For service information and diagnostic aids, he uses AllData, Identifix, iATN, and www.OEM1stop.com. Sometimes, part of the diagnostic procedure is missing from one information source, he said, or part of a wiring diagram is incomplete or inaccurately drawn.
“I skim through the whole process before I even touch the car,” he said. “And if something doesn’t make sense, I will go another direction and skim that. Between the two, I get the information I need to proceed.”
To complete the sales cycle, Summer Guerrero said for some customers it’s a benefit for the service advisor to go on a post-repair test drive to demonstrate the repair fixed their concern and to add value to the repair.
After Hours is a AAA-Approved Auto Repair facility, and as a Bumper to Bumper Certified Service Center through Garnett Auto Supply, offers a nationwide 24-month, 24,000-mile warranty. It has grown over the past eight years from a fledgling two-bay shop to its current six-bay shop, motivated by the couple’s dreams of business ownership.
“We didn’t grow up in a business knowing how to run one,” Summer Guerrero said, noting the couple found a wealth of assistance through the Kansas Small Business Development Center. As a firefighter at the time, Guerrero said she worked shifts of 24 hours on, 48 hours off, which gave her some time to take business classes through the Center at low or no cost.
The Center’s assistant director, Alan Badgley, presented the couple with the 2014 Emerging Business of the Year award for their efforts and success. He still assists the shop as operational questions arise, and the Guerreros now also use consulting and training company Management Success to take the business to the next level, including assisting with personnel issues or questions about finance.

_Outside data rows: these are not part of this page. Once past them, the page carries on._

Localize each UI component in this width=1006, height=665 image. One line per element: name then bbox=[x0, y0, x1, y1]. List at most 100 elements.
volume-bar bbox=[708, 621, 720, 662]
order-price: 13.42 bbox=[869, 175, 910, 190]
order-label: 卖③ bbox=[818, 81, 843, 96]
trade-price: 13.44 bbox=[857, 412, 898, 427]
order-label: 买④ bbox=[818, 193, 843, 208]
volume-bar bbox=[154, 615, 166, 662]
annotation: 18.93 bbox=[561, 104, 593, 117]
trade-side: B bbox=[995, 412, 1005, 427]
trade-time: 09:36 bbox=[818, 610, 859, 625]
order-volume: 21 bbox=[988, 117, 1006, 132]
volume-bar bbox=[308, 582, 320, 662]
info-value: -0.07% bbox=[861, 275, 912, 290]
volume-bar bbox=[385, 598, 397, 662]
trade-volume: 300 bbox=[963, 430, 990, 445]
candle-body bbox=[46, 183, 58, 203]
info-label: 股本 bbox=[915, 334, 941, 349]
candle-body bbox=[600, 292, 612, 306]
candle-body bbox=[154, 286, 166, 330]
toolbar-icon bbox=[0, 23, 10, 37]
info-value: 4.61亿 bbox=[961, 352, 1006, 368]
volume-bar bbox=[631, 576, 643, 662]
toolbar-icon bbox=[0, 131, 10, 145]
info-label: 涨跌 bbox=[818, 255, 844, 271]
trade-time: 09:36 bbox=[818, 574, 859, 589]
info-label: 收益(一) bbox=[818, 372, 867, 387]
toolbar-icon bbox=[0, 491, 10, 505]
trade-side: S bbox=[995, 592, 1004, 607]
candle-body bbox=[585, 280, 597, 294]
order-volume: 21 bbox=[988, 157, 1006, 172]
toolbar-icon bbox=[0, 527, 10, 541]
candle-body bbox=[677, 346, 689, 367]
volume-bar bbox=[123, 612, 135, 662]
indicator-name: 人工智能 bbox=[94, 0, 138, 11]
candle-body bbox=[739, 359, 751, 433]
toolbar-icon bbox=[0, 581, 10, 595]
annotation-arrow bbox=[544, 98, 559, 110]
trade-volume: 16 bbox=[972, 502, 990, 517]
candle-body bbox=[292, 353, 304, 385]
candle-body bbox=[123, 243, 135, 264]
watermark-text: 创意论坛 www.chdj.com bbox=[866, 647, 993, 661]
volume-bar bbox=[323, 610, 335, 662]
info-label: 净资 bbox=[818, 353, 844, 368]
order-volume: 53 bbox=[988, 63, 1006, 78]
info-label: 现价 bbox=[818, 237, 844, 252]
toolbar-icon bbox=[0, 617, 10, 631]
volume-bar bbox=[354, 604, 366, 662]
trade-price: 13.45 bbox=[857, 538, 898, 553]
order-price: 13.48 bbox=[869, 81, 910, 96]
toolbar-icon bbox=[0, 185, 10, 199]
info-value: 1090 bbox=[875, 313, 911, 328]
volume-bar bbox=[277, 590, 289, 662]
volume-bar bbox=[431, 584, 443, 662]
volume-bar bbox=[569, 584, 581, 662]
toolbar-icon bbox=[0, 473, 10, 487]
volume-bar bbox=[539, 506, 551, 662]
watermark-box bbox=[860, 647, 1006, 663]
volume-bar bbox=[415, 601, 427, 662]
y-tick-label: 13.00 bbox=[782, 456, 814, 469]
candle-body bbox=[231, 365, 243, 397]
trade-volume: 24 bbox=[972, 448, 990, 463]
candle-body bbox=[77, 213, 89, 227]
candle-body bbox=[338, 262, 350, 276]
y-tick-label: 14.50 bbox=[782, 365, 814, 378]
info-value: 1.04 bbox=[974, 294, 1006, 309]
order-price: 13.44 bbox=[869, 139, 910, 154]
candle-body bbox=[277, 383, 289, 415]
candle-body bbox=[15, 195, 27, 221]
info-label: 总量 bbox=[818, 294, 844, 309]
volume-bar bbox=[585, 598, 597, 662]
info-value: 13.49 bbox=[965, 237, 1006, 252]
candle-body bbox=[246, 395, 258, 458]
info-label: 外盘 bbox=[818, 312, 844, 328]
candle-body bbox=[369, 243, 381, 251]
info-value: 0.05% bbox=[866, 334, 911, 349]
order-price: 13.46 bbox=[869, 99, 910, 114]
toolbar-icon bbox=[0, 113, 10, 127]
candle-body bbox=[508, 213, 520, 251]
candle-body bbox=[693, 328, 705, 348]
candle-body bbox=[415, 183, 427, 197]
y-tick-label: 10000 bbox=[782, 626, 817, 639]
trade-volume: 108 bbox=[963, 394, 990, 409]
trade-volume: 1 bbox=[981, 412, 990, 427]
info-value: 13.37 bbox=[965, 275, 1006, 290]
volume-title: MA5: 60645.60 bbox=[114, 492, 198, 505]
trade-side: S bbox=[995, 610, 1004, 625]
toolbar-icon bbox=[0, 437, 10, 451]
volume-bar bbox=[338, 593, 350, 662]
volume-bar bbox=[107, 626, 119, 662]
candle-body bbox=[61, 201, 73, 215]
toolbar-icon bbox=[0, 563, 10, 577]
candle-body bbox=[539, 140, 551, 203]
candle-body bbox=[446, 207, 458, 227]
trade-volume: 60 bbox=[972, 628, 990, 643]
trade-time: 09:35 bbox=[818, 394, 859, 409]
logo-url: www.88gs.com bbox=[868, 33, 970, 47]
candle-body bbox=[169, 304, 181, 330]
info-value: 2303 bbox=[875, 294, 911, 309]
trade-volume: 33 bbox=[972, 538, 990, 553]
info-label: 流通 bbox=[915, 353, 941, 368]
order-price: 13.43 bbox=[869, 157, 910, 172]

Over the past two years, the two have been active in growing the Wichita chapter of the Automotive Service Association (ASA) of the Midwest, for which Mark Guerrero serves as Wichita chapter president. The shop has also taken home an award in the past two years of ASA-Midwest’s Vision Hi-Tech Training & Expo, Facility of the Year in 2015, Website of the Year in 2016.
“Being in ASA has helped us because now we’re sharing information with people who have been in the business a long time,” Summer Guerrero said. “All of us have something to learn from each other.”